MédiAction : gérer les chicanes entre voisins

Le projet MédiAction vise à restaurer le dialogue entre les citoyens d’un quartier pour que ceux-ci parviennent à régler les conflits de voisinage. Des enfants bruyants, de la musique trop forte, des sacs-poubelles déposés au mauvais endroit. Ce ne sont que de petits conflits, mais qui, à force, empoisonnent la vie. Et parce que les gens ne sont pas tous équipés pour faire face à ces situations qui peuvent vite dégénérer, l’organisme de justice alternative Trajet a mis sur pied un projet de médiation.
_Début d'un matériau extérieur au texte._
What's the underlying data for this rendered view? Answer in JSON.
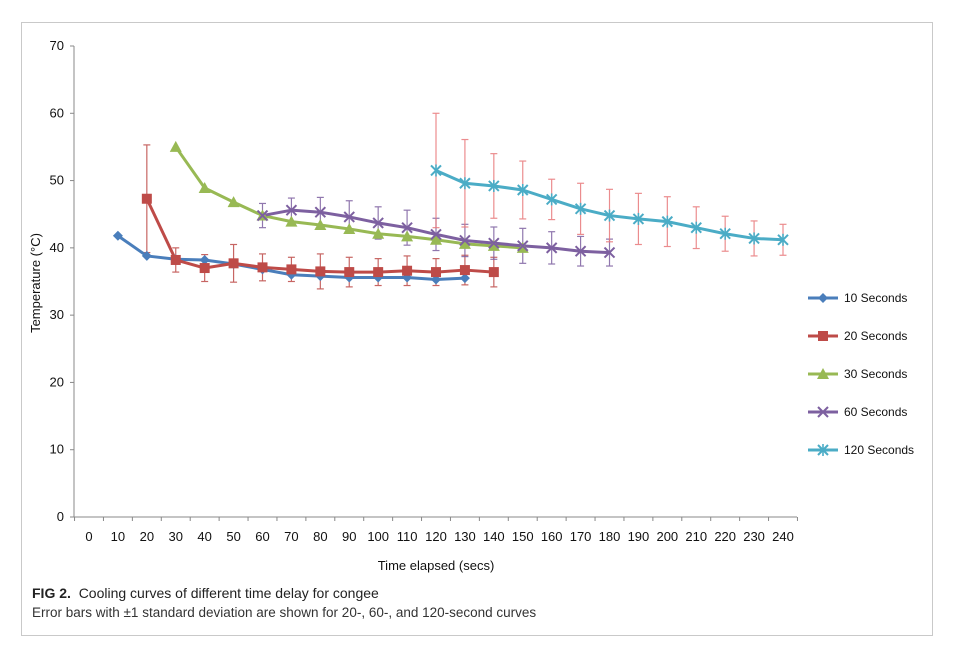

L’objectif est de résoudre les conflits avec l’aide de citoyens bénévoles formés pour les besoins de la cause. Le projet, qui est à l’essai dans l’arrondissement de Rosemont–La Petite-Patrie, sera officiellement lancé demain. «À long terme, nous espérons que chaque quartier puisse bénéficier d’une unité de médiation citoyenne animée par les citoyens du quartier», indique Lise Tremblay, de Trajet. D’autres villes, de la Montérégie notamment, bénéficient déjà de ce genre d’organisme.

Les bénévoles reçoivent une formation de 21 heures, et le but n’est pas de prendre position, mais bien de faciliter la communication entre les parties, explique Mme Tremblay. «Le médiateur est un accompagnateur qui aide les parties à se parler et à trouver des solutions, ajoute-t-elle. Mais plus le conflit est cristallisé, plus le défi est grand.»

Les deux parties doivent toutes deux être volontaires afin de participer à cette médiation. «Un conflit commence à deux et se règle à deux», insiste-t-elle.